Let large AI models ask questions autonomously: GPT-4 breaks down barriers to talking to humans and demonstrates higher levels of performance-AI-php.cn

Let large AI models ask questions autonomously: GPT-4 breaks down barriers to talking to humans and demonstrates higher levels of performance

WBOYWBOYWBOYWBOYWBOYWBOYWBOYWBOYWBOYWBOYWBOYWBOYWB

Nov 13, 2023 am 08:26 AM

aiModel

In the latest trends in the field of artificial intelligence, the quality of artificially generated prompts has a decisive impact on the response accuracy of large language models (LLM). OpenAI proposes that precise, detailed, and specific questions are critical to the performance of these large language models. However, can ordinary users ensure that their questions are clear enough for LLM?

The content that needs to be rewritten is: It is worth noting that there is a significant difference between humans' natural understanding in certain situations and machine interpretation. For example, the concept of "even months" obviously refers to months such as February and April to humans, but GPT-4 may misunderstand it as months with an even number of days. This not only reveals the limitations of artificial intelligence in understanding everyday context, but also prompts us to reflect on how to communicate with these large language models more effectively. With the continuous advancement of artificial intelligence technology, how to bridge the gap in language understanding between humans and machines is an important topic for future research

Regarding this matter, the University of California, Los Angeles (UCLA) )’s General Artificial Intelligence Laboratory, led by Professor Gu Quanquan, released a research report proposing an innovative solution to the ambiguity problem in problem understanding of large language models (such as GPT-4). This research was completed by doctoral students Deng Yihe, Zhang Weitong and Chen Zixiang

Let large AI models ask questions autonomously: GPT-4 breaks down barriers to talking to humans and demonstrates higher levels of performance

## Paper address: https://arxiv.org/pdf/2311.04205.pdf
Project address: https://uclaml.github.io/Rephrase-and -Respond

The rewritten Chinese content is: The core of this solution is to let a large language model repeat and expand the questions asked to improve the answer accuracy. The study found that questions reformulated by GPT-4 became more detailed and the question format was clearer. This method of restatement and expansion significantly improves the model's answer accuracy. Experiments show that a well-rehearsed question increases the accuracy of the answer from 50% to nearly 100%. This performance improvement not only demonstrates the potential of large language models to improve themselves, but also provides a new perspective on how artificial intelligence can process and understand human language more effectively.

Method

Based on the above findings, the researchers proposed a simple but effective prompt: "Rephrase and expand the question, and respond" (RaR for short). This prompt word directly improves the quality of LLM's answer to questions, demonstrating an important improvement in problem processing.

Let large AI models ask questions autonomously: GPT-4 breaks down barriers to talking to humans and demonstrates higher levels of performance

The research team also proposed a variant of RaR called "Two-step RaR" to take full advantage of things like GPT-4 The ability to restate the problem with a large model. This approach follows two steps: first, for a given question, a specialized Rephrasing LLM is used to generate a rephrasing question; second, the original question and the rephrased question are combined and used to prompt a Responding LLM for an answer.

Let large AI models ask questions autonomously: GPT-4 breaks down barriers to talking to humans and demonstrates higher levels of performance

Results

Let large AI models ask questions autonomously: GPT-4 breaks down barriers to talking to humans and demonstrates higher levels of performance

The researchers conducted different tasks Experimental,results show that either single-step RaR or two-step RaR,can effectively improve the answer accuracy of GPT4. Notably, RaR shows significant improvements on tasks that would otherwise be challenging for GPT-4, even approaching 100% accuracy in some cases. The research team summarized the following two key conclusions:

1. Restate and Extend (RaR) provides a plug-and-play black-box prompting method that can effectively improve LLM Performance on a variety of tasks.

2. When evaluating the performance of LLM on question-answering (QA) tasks, it is crucial to check the quality of the questions.

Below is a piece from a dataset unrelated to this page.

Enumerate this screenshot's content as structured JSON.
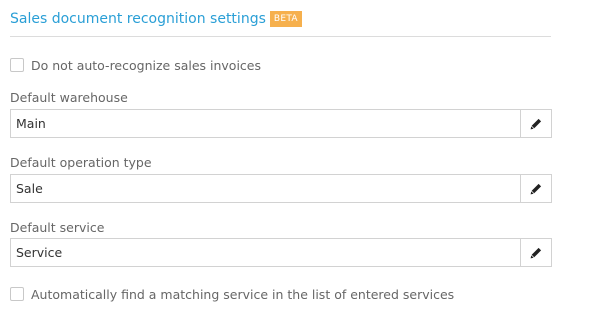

Let large AI models ask questions autonomously: GPT-4 breaks down barriers to talking to humans and demonstrates higher levels of performance

The researchers used the Two-step RaR method to conduct research to explore the performance of different models such as GPT-4, GPT-3.5 and Vicuna-13b-v.15. Experimental results show that for models with more complex architecture and stronger processing capabilities, such as GPT-4, the RaR method can significantly improve the accuracy and efficiency of processing problems. For simpler models, such as Vicuna, although the improvement is smaller, it still shows the effectiveness of the RaR strategy. Based on this, the researchers further examined the quality of questions after retelling different models. Restatement questions for smaller models can sometimes disrupt the intent of the question. And advanced models like GPT-4 provide rephrasing questions that match human intent and can enhance the answers of other models

Let large AI models ask questions autonomously: GPT-4 breaks down barriers to talking to humans and demonstrates higher levels of performance

The findings reveal an important phenomenon: there are differences in the quality and effectiveness of questions rehearsed by different levels of language models. Especially for advanced models like GPT-4, the problems it re-states not only provide themselves with a clearer understanding of the problem, but can also serve as an effective input to improve the performance of other smaller models.

Difference with Chain of Thought (CoT)

To understand the difference between RaR and Chain of Thought (CoT), researchers proposed Their mathematical formulation and illustrates how RaR differs mathematically from CoT and how they can be easily combined.

Let large AI models ask questions autonomously: GPT-4 breaks down barriers to talking to humans and demonstrates higher levels of performance

Before delving into how to enhance the model’s inference capabilities, this study points out that the quality of questions should be improved to ensure that the model’s inference capabilities can be properly assessed. . For example, in the "coin flip" problem, it was found that GPT-4 understood "flip" as a random tossing action, which was different from human intention. Even if "let's think step by step" is used to guide the model in reasoning, this misunderstanding will still persist during the inference process. Only after clarifying the question did the large language model answer the intended question

Let large AI models ask questions autonomously: GPT-4 breaks down barriers to talking to humans and demonstrates higher levels of performance

Further, the researchers noticed that in addition to the question text, The Q&A examples for the few-shot CoT are also written by humans. This raises the question: How do large language models (LLMs) react when these artificially constructed examples are flawed? This study provides an interesting example and finds that poor few-shot CoT examples can have a negative impact on LLM. Taking the "Final Letter Join" task as an example, the problem examples used previously showed positive effects in improving model performance. However, when the prompt logic changed, such as from finding the last letter to finding the first letter, GPT-4 gave the wrong answer. This phenomenon highlights the sensitivity of the model to artificial examples.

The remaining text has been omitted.